Heidegger’s turning to Nazism as a solution to modern technocracy will, of course, go down in history as one of the all-time most misguided philosophical positions–right up there with Dostoevsky’s belief that Russia would be the last remaining country once everyone else became communist. The extent to which Heidegger was himself an anti-Semite is up for debate, as is the extent of his knowledge of what the Nazis were really up to. Some scholars argue that Being and Time contains in its pages the roots of an anti-Semitic fascism; I must confess that I don’t find it there.

More likely, the Nazis and Heidegger were influenced by some of the same sources, Germanic and otherwise. The most obvious place to look is the writings of Friedrich Nietzsche, whom both Hitler and Heidegger revered. However, even a cursory reading of Nietzsche reveals that he would never have approved of the Holocaust–in fact, in Ecce Homo, he states explicitly that Jews are superior to Germans. Hitler’s concept of the über-mensch is based on a misreading of Nietzsche’s work; Heidegger, clearly intellectually superior to Hitler, would not have made this mistake. (Full disclosure: I’ve not read Heidegger’s book on Nietzsche.)

That’s my take on things, anyway; as I said, I don’t really know that much about Nazi ideology beyond what any educated person picks up along the way, and I’m no expert on Heidegger, either. I hope these loose thoughts explain things a little further to Ben–and I hope he’ll forgive me for taking three months to answer his email. And I’m open to correction from Nathan Gilmour or anyone else who knows Heidegger better than I do.

* Dasein (German for “being-there”) is the word Heidegger uses instead of the more customary self, a substitution that emphasizes the individual’s position in the world; in other words, Heidegger says Dasein at least in part to avoid creating a Cartesian mind/world split. There is no cogito, ergo sum for Heidegger; I am always already in the world. It should be understood that if I use the words self or individual in this post, I use them to mean Dasein and not Enlightenment concepts of selfhood.
3 thoughts on “Heideggerian Clarifications: A Response to Ben Mordecai”
  1. Thanks for the post. This sentence: “if, as Kierkegaard tells us, life must be lived forward and understood backward, death keeps us from having a whole view of our lives” is one of the clearest statements of the problem posed by being situated in time and having knowledge of death that I’ve seen. It’s a concept I’ve been wrestling with recently reading the work of Paul Ricoeur who is, of course, approaching the question through Heidegger. Sometimes it feels like trying to look through a dark glass in order to see through another glass darkly:)

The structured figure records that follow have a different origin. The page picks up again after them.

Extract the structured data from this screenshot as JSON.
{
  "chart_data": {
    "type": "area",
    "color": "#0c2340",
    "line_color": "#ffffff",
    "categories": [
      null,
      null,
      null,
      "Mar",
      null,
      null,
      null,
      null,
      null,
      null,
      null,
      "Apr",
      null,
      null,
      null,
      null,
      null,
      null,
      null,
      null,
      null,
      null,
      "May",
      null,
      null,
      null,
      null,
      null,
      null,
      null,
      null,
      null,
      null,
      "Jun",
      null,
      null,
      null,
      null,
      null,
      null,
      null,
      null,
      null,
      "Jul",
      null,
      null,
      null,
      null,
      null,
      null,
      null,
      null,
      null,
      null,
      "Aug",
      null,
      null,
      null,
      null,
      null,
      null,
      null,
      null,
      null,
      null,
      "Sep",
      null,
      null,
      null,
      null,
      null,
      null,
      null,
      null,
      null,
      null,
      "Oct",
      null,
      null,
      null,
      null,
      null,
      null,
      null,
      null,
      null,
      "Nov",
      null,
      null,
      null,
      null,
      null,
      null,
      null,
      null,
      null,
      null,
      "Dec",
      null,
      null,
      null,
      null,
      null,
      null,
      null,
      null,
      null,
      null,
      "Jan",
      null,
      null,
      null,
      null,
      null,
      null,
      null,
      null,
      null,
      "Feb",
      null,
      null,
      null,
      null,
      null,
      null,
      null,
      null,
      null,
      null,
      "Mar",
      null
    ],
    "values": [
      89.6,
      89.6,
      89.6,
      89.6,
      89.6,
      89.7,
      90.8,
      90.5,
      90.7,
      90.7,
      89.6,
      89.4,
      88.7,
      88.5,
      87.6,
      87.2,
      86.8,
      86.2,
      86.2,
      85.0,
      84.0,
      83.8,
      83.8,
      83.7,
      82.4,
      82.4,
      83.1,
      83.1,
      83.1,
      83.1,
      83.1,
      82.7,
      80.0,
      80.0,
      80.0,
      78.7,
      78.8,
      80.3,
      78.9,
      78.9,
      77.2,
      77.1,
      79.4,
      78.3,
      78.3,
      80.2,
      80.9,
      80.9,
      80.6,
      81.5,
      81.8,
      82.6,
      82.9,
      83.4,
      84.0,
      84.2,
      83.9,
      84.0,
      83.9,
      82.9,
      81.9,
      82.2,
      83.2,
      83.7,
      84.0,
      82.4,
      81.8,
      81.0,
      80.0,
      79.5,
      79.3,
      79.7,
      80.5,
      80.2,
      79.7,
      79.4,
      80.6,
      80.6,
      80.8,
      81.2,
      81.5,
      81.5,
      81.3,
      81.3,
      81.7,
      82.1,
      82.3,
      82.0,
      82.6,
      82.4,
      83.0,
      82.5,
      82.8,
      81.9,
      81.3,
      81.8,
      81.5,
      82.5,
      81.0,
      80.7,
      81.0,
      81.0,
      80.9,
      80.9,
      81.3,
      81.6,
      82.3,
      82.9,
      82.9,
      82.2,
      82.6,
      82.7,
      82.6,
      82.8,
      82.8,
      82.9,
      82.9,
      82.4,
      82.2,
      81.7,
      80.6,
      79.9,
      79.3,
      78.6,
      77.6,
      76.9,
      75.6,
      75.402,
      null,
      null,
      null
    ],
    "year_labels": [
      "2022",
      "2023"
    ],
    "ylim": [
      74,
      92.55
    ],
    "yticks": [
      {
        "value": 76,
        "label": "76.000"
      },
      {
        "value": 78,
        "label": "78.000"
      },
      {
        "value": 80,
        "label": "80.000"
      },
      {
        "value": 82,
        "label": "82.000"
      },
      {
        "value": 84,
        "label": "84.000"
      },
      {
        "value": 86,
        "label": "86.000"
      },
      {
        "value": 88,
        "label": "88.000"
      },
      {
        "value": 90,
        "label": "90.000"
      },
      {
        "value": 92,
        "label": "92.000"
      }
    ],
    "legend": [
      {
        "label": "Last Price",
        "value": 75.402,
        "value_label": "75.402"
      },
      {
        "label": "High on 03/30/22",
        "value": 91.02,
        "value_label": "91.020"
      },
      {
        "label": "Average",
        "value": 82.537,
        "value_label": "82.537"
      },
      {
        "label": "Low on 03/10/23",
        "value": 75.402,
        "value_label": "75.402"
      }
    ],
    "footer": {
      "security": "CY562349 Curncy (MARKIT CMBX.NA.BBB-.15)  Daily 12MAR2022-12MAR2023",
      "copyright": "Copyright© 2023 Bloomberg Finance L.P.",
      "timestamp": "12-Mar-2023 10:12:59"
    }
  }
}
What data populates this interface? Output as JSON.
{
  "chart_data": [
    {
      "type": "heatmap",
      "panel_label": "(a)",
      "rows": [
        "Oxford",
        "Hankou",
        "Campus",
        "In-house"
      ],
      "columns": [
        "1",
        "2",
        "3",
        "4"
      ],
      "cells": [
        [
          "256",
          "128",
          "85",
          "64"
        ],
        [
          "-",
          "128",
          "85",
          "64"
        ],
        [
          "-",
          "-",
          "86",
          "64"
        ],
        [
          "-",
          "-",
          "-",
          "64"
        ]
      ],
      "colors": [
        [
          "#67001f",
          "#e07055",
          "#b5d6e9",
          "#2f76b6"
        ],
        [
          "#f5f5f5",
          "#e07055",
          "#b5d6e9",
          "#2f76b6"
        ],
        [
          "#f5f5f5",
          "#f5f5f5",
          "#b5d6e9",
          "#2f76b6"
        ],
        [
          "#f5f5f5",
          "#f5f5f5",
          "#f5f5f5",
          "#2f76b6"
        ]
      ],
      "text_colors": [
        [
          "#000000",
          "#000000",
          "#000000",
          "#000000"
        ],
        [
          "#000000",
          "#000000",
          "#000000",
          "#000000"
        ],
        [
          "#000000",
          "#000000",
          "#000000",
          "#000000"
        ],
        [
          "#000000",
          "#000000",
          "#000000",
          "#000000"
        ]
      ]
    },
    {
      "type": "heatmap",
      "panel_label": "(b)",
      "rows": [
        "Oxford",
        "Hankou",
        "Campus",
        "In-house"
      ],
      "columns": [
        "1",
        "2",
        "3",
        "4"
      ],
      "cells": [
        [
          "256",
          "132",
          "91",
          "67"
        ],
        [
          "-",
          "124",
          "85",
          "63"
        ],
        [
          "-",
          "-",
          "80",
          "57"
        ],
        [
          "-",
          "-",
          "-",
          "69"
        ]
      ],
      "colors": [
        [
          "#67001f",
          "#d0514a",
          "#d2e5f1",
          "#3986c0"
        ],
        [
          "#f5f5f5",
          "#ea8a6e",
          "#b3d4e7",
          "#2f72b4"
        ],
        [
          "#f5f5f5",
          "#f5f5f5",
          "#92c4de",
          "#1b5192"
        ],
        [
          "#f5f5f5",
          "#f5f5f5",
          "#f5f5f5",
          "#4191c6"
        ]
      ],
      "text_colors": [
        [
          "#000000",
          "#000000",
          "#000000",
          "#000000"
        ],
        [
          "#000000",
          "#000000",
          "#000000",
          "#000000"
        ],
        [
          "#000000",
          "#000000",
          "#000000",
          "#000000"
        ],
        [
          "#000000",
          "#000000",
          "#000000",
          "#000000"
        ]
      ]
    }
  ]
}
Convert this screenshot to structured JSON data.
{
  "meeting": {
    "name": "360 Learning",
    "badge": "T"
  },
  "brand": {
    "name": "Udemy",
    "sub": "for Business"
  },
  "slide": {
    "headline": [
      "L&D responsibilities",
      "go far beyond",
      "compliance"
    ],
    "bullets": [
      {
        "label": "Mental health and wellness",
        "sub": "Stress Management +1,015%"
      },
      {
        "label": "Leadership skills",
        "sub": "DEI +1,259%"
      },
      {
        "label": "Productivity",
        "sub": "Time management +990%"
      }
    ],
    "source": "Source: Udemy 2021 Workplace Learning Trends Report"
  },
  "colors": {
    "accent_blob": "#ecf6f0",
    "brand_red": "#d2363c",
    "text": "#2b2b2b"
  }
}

  2. It is my observation that Christians who have moved from fundamentalism to a more progressive faith actually have more of an understanding of the resurrected life being the “NOW” and find themselves less anxious about death being dark, even an unknown.

    Fundamentalism seems to want to interpret our “citizenship in heaven” and the Bible as a clear view and brochure as to what waits on the other side. Whereas, the resurrected now views being and the nothing as with God.